University of Illinois

No. 13/June 20, 1997

IPM Adoption: How Far Along the Continuum Are We?

Several years ago, the Clinton Administration challenged the IPM community to implement pest management practices on 75 percent of the nation's managed acres by the year 2000. How well are agricultural clientele doing in meeting this objective? The answer to this question depends to a large extent on how IPM is defined. In the Consumers Union Report, Pest Management at the Crossroads, authored by Charles Benbrook and others, IPM is defined along a continuum. Each of four categories describing the management of pests has its own unique characteristics. After reading the descriptions provided below, ask yourself which category describes most accurately pest management actions in Illinois field crops?

proper calibration, operation, and cleaning of spray equipment
scouting for pests
sanitation and good agronomic practice

Low-level IPM
scouting plus application in accord with thresholds
avoid or delay resistance and secondary pest problems
optimally time applications
some preventive practices (short rotations, resistant
varieties, cultivation)

Medium-level IPM (Multitactic approaches)
limit or remove pest habitat and augment biodiversity
resistant varieties, use of cover crops and longer rotations
enhance beneficials, use of soil amendments, disease
forecasting models

Biointensive IPM (Reliance on preventive measures to limit pest pressure and enhance beneficials)
multiple steps to enhance plant health and soil quality
focus on conservation of beneficials and habitat
microbial biocontrol of root pathogens
release of beneficials

Specific recommendations were made in the Consumers Union report regarding IPM adoption along this continuum.

By the year 2010, 75 percent of cropland should be under Medium or High (biointensive) IPM, including nearly 100 percent of fruit and vegetable acreage.

By the year 2020, all acreage in American agriculture should be managed under biointensive IPM.

In urban, suburban, household and other indoor pest management, biointensive IPM should be nearly universal by the year 2010.

By using the IPM continuum provided by the Consumers Union, most Illinois growers fall into the No IPM or Low IPM categories.
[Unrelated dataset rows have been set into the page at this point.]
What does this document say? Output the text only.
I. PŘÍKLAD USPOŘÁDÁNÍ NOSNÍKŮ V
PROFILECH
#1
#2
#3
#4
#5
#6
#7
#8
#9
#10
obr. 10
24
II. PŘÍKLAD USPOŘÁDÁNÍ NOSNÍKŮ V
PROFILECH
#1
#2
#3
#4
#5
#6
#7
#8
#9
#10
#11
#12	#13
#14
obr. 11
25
A survey of central Illinois growers in eight counties raised for me several questions that I offered in an issue (no. 24, 1996) of this Bulletin last year. Those questions were as follows:

  1. Why are more than one-third of central Illinois farmers scouting their fields only two or three times per growing season?

  2. Why are two-thirds of central Illinois farmers not using economic thresholds for insect management decisions?

  3. Is the use of economic thresholds a viable weed-management approach if so few farmers (9 percent) ever use them?

Are the goals set forward by the Consumers Union realistic? Are the goals worth striving for? Questions to ponder.